Dans le livre Von der musikalischen Poesie (De la poésie musicale) publié en 1753 par Christian Gottfried Krause, le sens musical est décrit comme de la ‘piété’, mais aussi comme ‘Sprache der Affekten’ (langage des affections) et ‘Vergnügen des Gemüthes’ (plaisir de l’esprit). La piété n’est pas ici ‘le mouvement du cœur vers Dieu. La gratitude, l’amour, la joie, le désir, l’espoir et la confiance activent l’esprit d’une personne pieuse. Toute contemplation des œuvres de Dieu, visibles et invisibles, présentes et futures, donne au poète l’opportunité d’éveiller notre dévotion’.

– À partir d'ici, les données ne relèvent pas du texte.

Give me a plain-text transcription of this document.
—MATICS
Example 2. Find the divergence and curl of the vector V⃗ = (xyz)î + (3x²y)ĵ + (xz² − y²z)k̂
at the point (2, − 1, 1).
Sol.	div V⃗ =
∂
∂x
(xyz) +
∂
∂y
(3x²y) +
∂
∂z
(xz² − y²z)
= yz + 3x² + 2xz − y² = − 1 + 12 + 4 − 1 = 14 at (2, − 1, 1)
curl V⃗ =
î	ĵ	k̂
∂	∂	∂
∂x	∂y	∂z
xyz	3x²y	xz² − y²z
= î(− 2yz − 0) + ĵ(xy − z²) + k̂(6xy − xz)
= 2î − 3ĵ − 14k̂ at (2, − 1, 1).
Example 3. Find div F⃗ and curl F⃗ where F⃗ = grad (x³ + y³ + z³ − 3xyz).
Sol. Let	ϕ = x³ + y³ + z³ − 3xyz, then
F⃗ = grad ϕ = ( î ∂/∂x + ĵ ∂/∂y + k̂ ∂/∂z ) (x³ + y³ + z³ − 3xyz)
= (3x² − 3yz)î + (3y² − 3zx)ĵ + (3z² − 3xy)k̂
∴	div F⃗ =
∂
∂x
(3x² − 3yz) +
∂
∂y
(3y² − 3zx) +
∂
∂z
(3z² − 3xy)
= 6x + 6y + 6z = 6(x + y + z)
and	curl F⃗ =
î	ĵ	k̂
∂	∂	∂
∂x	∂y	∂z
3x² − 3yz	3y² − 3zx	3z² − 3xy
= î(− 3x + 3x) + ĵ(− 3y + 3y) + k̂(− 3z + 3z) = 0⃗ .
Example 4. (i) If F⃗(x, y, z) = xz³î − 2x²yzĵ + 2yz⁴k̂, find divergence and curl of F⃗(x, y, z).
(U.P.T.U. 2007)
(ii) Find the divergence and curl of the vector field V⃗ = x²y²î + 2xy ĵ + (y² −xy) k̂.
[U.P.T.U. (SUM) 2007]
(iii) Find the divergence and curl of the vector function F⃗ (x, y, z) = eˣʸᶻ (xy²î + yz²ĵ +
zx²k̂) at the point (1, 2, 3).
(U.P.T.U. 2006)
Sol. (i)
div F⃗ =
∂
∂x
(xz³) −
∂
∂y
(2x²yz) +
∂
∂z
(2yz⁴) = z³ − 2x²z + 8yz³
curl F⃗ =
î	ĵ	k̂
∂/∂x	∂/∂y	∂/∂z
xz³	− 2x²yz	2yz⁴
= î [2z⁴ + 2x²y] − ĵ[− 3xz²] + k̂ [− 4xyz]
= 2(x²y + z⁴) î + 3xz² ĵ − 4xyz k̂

Pendant la période entre la fin du baroque et le romantisme, ce mot lui-même ne change pas ; en revanche, son contenu évolue avec la conception de la musique. Pour les romantiques, la messe n’est plus une ‘invitation à la piété personnelle. Le son ou la signification [religieuse] des mots ne compte plus autant qu’une certaine atmosphère. . . Ce qui compte est désormais l’essence non identifiable de la musique, l’émotion intérieure, l’élévation’ (Th. Georgiades, Musik und Sprache (Musique et langage), 1954). Ce que nos ancêtres mélomanes appelaient la piété s’exprime probablement avec beaucoup de pertinence dans le romantisme des lieder de Schubert sur les textes de Scott.